Sarah Palin speaks on the First Amendment

John McCain's running mate thinks that the Constitution protects political candidates from being criticized by the press.

Published October 31, 2008 5:38PM (EDT)

(updated below - Update II - Update III)

Somehow, in Sarah Palin's brain, it's a threat to the First Amendment when newspapers criticize her negative attacks on Barack Obama.  This is actually so dumb that it hurts:

In a conservative radio interview that aired in Washington, D.C. Friday morning, Republican vice presidential nominee Gov. Sarah Palin said she fears her First Amendment rights may be threatened by "attacks" from reporters who suggest she is engaging in a negative campaign against Barack Obama.

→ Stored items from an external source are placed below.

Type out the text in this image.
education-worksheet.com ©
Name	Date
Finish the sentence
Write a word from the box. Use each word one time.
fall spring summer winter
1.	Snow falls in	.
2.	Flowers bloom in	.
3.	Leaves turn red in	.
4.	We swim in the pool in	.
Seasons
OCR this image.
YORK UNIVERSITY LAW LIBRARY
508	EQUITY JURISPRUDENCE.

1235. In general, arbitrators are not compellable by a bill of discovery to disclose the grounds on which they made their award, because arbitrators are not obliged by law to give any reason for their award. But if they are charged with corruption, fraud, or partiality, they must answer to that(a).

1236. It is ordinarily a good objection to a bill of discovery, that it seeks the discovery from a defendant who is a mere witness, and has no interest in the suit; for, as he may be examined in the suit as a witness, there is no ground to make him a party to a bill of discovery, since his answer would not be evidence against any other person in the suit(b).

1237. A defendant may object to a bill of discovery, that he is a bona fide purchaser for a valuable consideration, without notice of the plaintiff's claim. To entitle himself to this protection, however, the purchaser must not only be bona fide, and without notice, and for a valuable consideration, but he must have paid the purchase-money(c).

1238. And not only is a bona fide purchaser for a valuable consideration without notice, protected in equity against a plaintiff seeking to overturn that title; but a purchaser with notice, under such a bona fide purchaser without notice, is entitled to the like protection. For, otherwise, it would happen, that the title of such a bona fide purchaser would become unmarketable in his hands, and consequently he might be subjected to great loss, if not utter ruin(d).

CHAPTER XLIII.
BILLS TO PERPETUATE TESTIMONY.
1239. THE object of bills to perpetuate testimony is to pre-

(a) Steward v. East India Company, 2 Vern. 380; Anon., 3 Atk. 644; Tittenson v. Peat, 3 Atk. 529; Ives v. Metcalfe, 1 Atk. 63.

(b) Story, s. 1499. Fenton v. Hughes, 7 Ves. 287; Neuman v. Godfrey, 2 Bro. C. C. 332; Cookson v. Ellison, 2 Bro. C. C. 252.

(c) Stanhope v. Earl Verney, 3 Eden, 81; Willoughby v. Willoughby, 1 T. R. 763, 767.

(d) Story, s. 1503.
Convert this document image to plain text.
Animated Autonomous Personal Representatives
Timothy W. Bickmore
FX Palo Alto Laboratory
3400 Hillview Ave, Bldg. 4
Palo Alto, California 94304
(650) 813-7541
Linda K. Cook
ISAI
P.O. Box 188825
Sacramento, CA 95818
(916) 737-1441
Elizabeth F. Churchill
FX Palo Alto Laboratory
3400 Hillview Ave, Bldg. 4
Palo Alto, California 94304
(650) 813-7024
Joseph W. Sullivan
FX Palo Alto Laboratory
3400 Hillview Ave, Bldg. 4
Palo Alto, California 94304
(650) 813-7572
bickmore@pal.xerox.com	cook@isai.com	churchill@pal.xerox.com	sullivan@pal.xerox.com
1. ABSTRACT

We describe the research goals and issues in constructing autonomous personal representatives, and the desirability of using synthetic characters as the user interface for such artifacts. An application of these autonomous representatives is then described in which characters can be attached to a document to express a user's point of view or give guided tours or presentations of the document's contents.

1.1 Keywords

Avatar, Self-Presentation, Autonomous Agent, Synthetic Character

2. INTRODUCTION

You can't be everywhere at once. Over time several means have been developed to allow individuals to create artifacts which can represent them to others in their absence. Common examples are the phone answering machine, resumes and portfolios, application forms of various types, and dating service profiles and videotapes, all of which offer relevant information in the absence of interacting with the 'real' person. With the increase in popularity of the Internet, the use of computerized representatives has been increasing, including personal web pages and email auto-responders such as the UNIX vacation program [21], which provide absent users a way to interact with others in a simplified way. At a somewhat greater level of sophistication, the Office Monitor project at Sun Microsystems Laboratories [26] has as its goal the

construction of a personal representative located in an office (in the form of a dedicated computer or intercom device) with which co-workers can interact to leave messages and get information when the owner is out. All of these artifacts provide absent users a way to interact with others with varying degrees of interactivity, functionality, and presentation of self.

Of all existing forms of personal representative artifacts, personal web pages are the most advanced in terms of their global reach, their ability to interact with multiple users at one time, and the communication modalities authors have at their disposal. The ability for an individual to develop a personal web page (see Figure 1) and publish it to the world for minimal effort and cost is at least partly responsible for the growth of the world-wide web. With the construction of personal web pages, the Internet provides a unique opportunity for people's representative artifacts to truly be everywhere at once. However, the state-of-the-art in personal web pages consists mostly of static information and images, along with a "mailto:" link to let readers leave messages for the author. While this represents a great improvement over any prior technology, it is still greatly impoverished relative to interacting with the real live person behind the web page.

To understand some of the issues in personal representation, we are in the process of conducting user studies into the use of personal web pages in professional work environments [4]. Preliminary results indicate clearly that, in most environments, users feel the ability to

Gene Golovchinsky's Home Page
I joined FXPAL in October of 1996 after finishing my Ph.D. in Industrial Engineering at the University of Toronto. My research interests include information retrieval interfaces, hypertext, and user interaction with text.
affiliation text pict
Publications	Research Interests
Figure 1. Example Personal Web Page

Palin told WMAL-AM that her criticism of Obama's associations, like those with 1960s radical Bill Ayers and the Rev. Jeremiah Wright, should not be considered negative attacks. Rather, for reporters or columnists to suggest that it is going negative may constitute an attack that threatens a candidate's free speech rights under the Constitution, Palin said.

"If [the media] convince enough voters that that is negative campaigning, for me to call Barack Obama out on his associations," Palin told host Chris Plante, "then I don't know what the future of our country would be in terms of First Amendment rights and our ability to ask questions without fear of attacks by the mainstream media."

Maureen Dowd recently made an equally stupid comment when she complained that her First Amendment rights were being violated by the McCain campaign's refusal to allow her on their campaign plane.

The First Amendment is actually not that complicated.  It can be read from start to finish in about 10 seconds.  It bars the Government from abridging free speech rights.  It doesn't have anything to do with whether you're free to say things without being criticized, or whether you can comment on blogs without being edited, or whether people can bar you from their private planes because they don't like what you've said.   

If anything, Palin has this exactly backwards, since one thing that the First Amendment does actually guarantee is a free press.  Thus, when the press criticizes a political candidate and a Governor such as Palin, that is a classic example of First Amendment rights being exercised, not abridged.

This isn't only about profound ignorance regarding our basic liberties, though it is obviously that.  Palin here is also giving voice to the standard right-wing grievance instinct:  that it's inherently unfair when they're criticized.  And now, apparently, it's even unconstitutional.   

According to Palin, what the Founders intended with the First Amendment was that political candidates for the most powerful offices in the country and Governors of states would be free to say whatever they want without being criticized in the newspapers.  In the Palin worldview, the First Amendment was meant to ensure that powerful political officials such as herself would not be "attacked" in the papers.  Is it even possible to imagine more breathtaking ignorance from someone holding high office and running for even higher office?

 

UPDATE:  The Constitution also guarantees freedom of association.  Thus, by Palin's "reasoning," when newspapers -- or Palin herself -- criticize Obama for his associations, they're threatening his constitutional rights.

 

UPDATE II:  Brian Beutler says that Palin has a "third grader's understanding of Constitutional rights" and asks:  

If the conservative media convinces enough voters that Barack Obama is a Muslim, does that violate his right to freedom of religion?

And:   isn't Palin violating the First Amendment right to a free press by criticizing the media and convincing her followers that newspapers are biased and corrupt?  For the last eight years, we've had an administration that has had pure contempt for the Constitution.  Would it be worse to replace them with people who seem never to have read it?

 

UPDATE III:  Jonathan Schwarz has the audio of Palin, issuing her constitutional warning, here.  It's actually more painful to hear it than read it, because you can hear her thinking about the analysis she's making as it leaves her mouth, and she clearly believes she's actually making an important and profound point about First Amendment rights.